What keeps me coming back is a sense of meaningful work and a team that supports and appreciates me. I have met volunteers who have been a part of Rosedale’s team for over twenty years and shortly after I joined, I understood why. It is an honor to witness how each member, regardless of their rank or role, supports each other while doing their best to care for those in extremely vulnerable moments in their lives.
I was introduced to palliative care through the experiences with my grandmother in Ontario. When an opportunity to help transfer knowledge of psycho-social support to a free palliative care and cancer hospital in my grandmother’s city of origin in Lahore, Pakistan, arose, I joined a team of doctors working to make this dream into a reality. After hearing about my endeavour, a fellow volunteer and social worker, Lynda Gardiner at the Calgary Distress center, invited me to shadow her at Rosedale Hospice. After my interview with the volunteer coordinator and social worker, Marie Wong, I felt so welcomed and encouraged to expand my understanding of how to care for those who are grieving and dying. Their example continues to guide me as I begin this journey to serve others and share my experiences with the team in Pakistan.
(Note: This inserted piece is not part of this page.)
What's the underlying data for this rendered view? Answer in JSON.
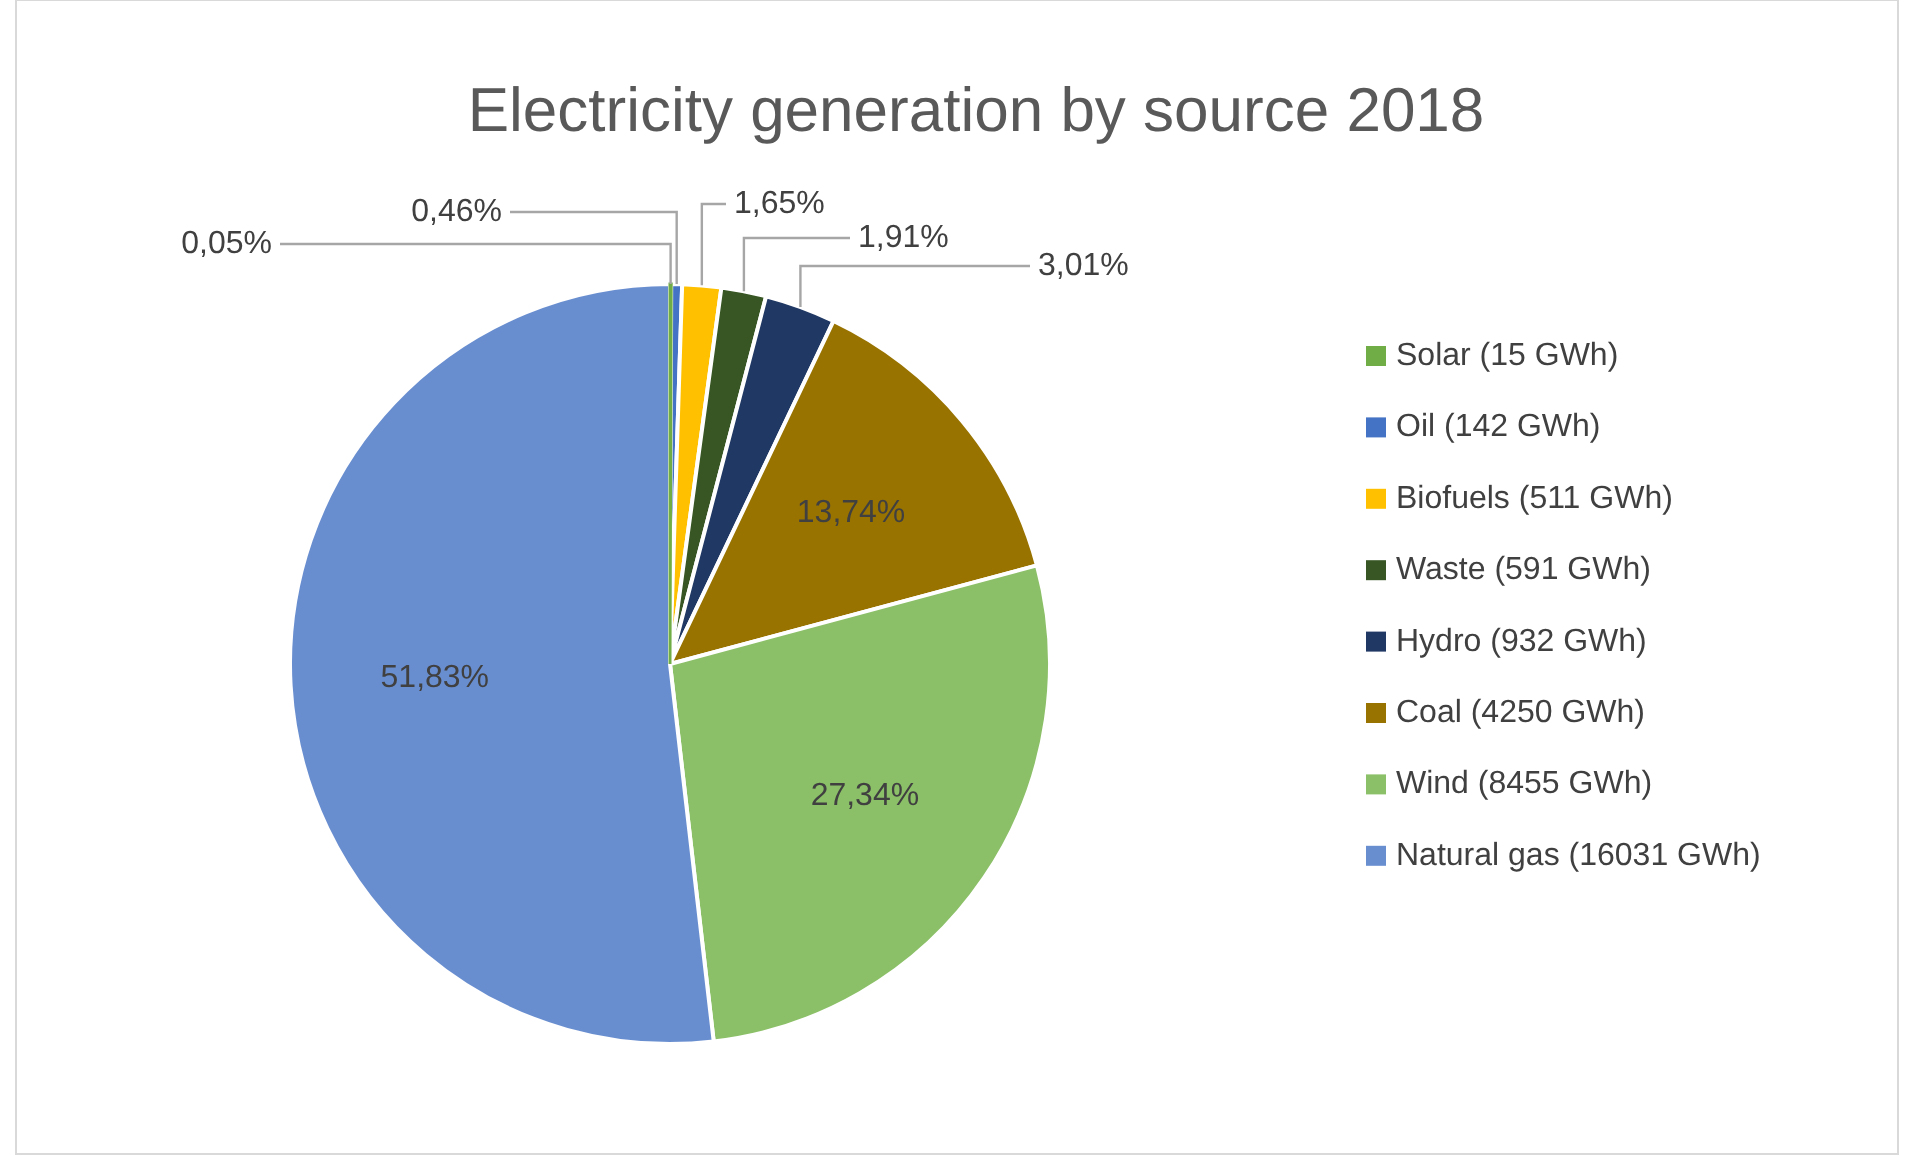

I plan to use my scholarship funds towards the costs of the ADEC (Association for Death Education and Counselling) conference I recently attended in Atlanta. I heard about it from another counselling student, Anna, at Rosedale. I not only learned about thanatology, but also connected with practitioners and researchers who expressed an interest in helping the hospital. It was a deeply moving experience, as both a counselling student and someone who has a personal connection to palliative care. The biggest takeaway was to get a glimpse of the complexities of social, cultural, psychological, legal, ethical, and spiritual issues raised by illness, dying, death and bereavement. It is humbling and moving to witness the humanity, strength and courage of those who work in palliative care.
Thank you for the scholarship as it is helping me better serve my local and global communities in a very meaningful way!